Da der Mönch sich nicht setzte und von einem Gelübde sprach, das ihm Polstersessel verbot, forderte ihn Bonaventura zu einem Spaziergang auf und hatte schon den Hut in der Hand … Es beeinträchtigt aber unsere Kraft, auf anderer Fragen zu hören, wie nach Shakspeare der Vornehmseinwollende anderer Namen nicht behält. Nichts »duckt« einen andern mehr, als wenn man ihn in die Lage bringt, eine Bemerkung wiederholen zu müssen … Und so hörte der Pater nichts vom Ausgehenwollen. Er sprach nur zu den Blumen, die ringsum fast so, wie sie Bonaventura gefunden, noch geblieben waren:


Wie müßt ihr so verbleichen

Im funkelnden Farbenschein!

Ihr jungen Blumenleichen,

Wer segnet und senkt euch ein!


Da waren Sie ja, fuhr er plötzlich gleichgültig abspringend fort und auf die Sammlung, in der Bonaventura gelesen hatte, deutend, bei Dante's Vorbild in der Architektur der Welten, dem Aurelius Prudentius! Nicht wahr, die schöne bunte Rose, die Dante im Himmel sah von unermeßlicher Größe und die dort aus dem Strahlenglanz der Märtyrer und Heiligen aller Zeiten zusammengesetzt war, ist hier auf Erden schon die aus den Blüten und Perlen der heiligen Poesie zusammengesetzte?[143]

Gewiß! fand Bonaventura endlich eine Gelegenheit einzufallen. Sie schmückt den unsichtbaren Dom unserer Kirche!

Das heißt, die »Purpurviolen« und »Saaronsrosen« aus Kocher am Fall ausgenommen!

Mit diesem Spott auf Beda Hunnius war das Gespräch abgebrochen …

Der Pater folgte dem Pfarrer, der ihn an der Thür vergebens bat voranzutreten … Plötzlich zog sich Sebastus in Demuth zurück, verbeugte sich und ließ Bonaventura vorausgehen.

Sie verließen das Zimmer und das Haus.

Wie sie so dahinschritten, sahen ihnen die Menschen nach … die Fremden blieben stehen … der Pater schlug die Augen nieder …

Sie betraten Kirchen und Kapellen …

Viele fanden sie leer …

Der Pater verurtheilte die Lauheit der Gemüther und wiederholte einiges von seiner in Kocher am Fall gehaltenen Rede.

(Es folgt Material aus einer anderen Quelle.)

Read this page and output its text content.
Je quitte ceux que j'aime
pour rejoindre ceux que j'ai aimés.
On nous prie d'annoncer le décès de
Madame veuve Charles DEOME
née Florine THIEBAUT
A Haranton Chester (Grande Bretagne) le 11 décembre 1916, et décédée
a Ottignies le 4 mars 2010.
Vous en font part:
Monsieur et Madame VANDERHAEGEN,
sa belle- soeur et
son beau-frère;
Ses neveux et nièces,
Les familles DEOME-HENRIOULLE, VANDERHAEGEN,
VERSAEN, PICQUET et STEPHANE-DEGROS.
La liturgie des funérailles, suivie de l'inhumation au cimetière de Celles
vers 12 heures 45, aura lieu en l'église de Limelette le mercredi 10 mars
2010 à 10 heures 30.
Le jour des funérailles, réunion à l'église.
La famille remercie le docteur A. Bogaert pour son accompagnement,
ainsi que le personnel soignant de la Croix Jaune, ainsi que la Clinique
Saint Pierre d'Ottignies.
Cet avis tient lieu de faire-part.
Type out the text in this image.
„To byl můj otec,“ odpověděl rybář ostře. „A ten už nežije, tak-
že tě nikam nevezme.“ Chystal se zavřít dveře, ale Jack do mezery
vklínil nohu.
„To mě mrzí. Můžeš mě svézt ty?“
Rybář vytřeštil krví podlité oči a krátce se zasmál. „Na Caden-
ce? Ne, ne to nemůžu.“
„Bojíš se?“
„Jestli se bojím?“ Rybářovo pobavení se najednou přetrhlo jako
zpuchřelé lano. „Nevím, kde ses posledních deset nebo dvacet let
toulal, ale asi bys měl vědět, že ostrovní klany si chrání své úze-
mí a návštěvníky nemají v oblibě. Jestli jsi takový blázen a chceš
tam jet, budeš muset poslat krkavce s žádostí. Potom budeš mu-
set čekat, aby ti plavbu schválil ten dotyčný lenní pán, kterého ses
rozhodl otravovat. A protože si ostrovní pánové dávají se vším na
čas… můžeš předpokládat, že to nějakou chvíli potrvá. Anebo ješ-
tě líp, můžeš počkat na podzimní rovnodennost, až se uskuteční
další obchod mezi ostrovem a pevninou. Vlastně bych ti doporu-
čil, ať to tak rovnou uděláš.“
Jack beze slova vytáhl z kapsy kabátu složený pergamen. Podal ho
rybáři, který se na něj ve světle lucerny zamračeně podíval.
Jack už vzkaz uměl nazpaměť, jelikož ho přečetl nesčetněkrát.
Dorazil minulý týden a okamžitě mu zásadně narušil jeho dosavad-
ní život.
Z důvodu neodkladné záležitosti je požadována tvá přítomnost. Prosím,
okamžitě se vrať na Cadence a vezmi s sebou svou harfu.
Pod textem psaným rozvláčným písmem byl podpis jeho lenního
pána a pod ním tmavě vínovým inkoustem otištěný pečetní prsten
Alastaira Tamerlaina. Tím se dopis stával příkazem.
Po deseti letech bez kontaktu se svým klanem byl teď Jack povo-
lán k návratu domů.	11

Sehen Sie denn aber nicht, erwiderte gelassen Bonaventura in einer dieser Kirchen, die beiden Kerzen da am Altare? Ist das nicht so schön an unserer Kirche, daß Sie, wenn Sie in unsere Gotteshäuser treten, immer finden werden, daß irgendetwas in ihnen vorgeht? Ist es auch nur eine einzige Seele, die irgendwo in einem Stuhl knieet und gegen die Hoheit des Gebäudes, gegen die Macht der Wölbungen und Säulen mit ihrem armen schwachen Aufseufzen wie ein Sandkorn am Meer verschwindet, doch belebt es einen[144] ganzen Bau! Und brennen auch nur zwei kleine Kerzen an einem irgendwo versteckten Seitenaltar, immer sagt das, es ist da irgendein Gebet im Werke, eines, das schon gehalten worden ist, oder eines, das erst gehalten werden soll; irgendeine Seele, die vielleicht in der Ferne auf dem Krankenlager liegt, hat diese Lichter anzünden lassen und bald wird ein Priester nur mit einem einzigen Knaben kommen und, ohne Rücksicht auf Zuhörer, unhörbar nur und still hinmurmelnd die Messe lesen. Dann wieder findet man an einem Tage, wo alles werkeltägig in der Stadt und in den Gemüthern hergeht, doch in der Kirche den Hochaltar geschmückt, Blumen liegen an seinen Stufen, das Wort des Priesters schallt fast wie ein einsames Selbstgespräch und kaum bis über die Brüstung des Chores hinaus; ein Erinnerungstag ist's an einen Heiligen, irgendein Vorgang aus der Geschichte der Kirche wird gefeiert, ohne Geräusch, ohne allgemein verständlichen Ausdruck; nur einzelne Seelen, die gerade diesen Heiligen zu ihrem Schutzpatron wählten, sind gleichsam mit in das stille Geheimniß gezogen und geben dies einfach zu erkennen durch ihre Spenden, durch ihre Anwesenheit in den Kirchenstühlen, durch das Nachlesen in ihren Brevieren.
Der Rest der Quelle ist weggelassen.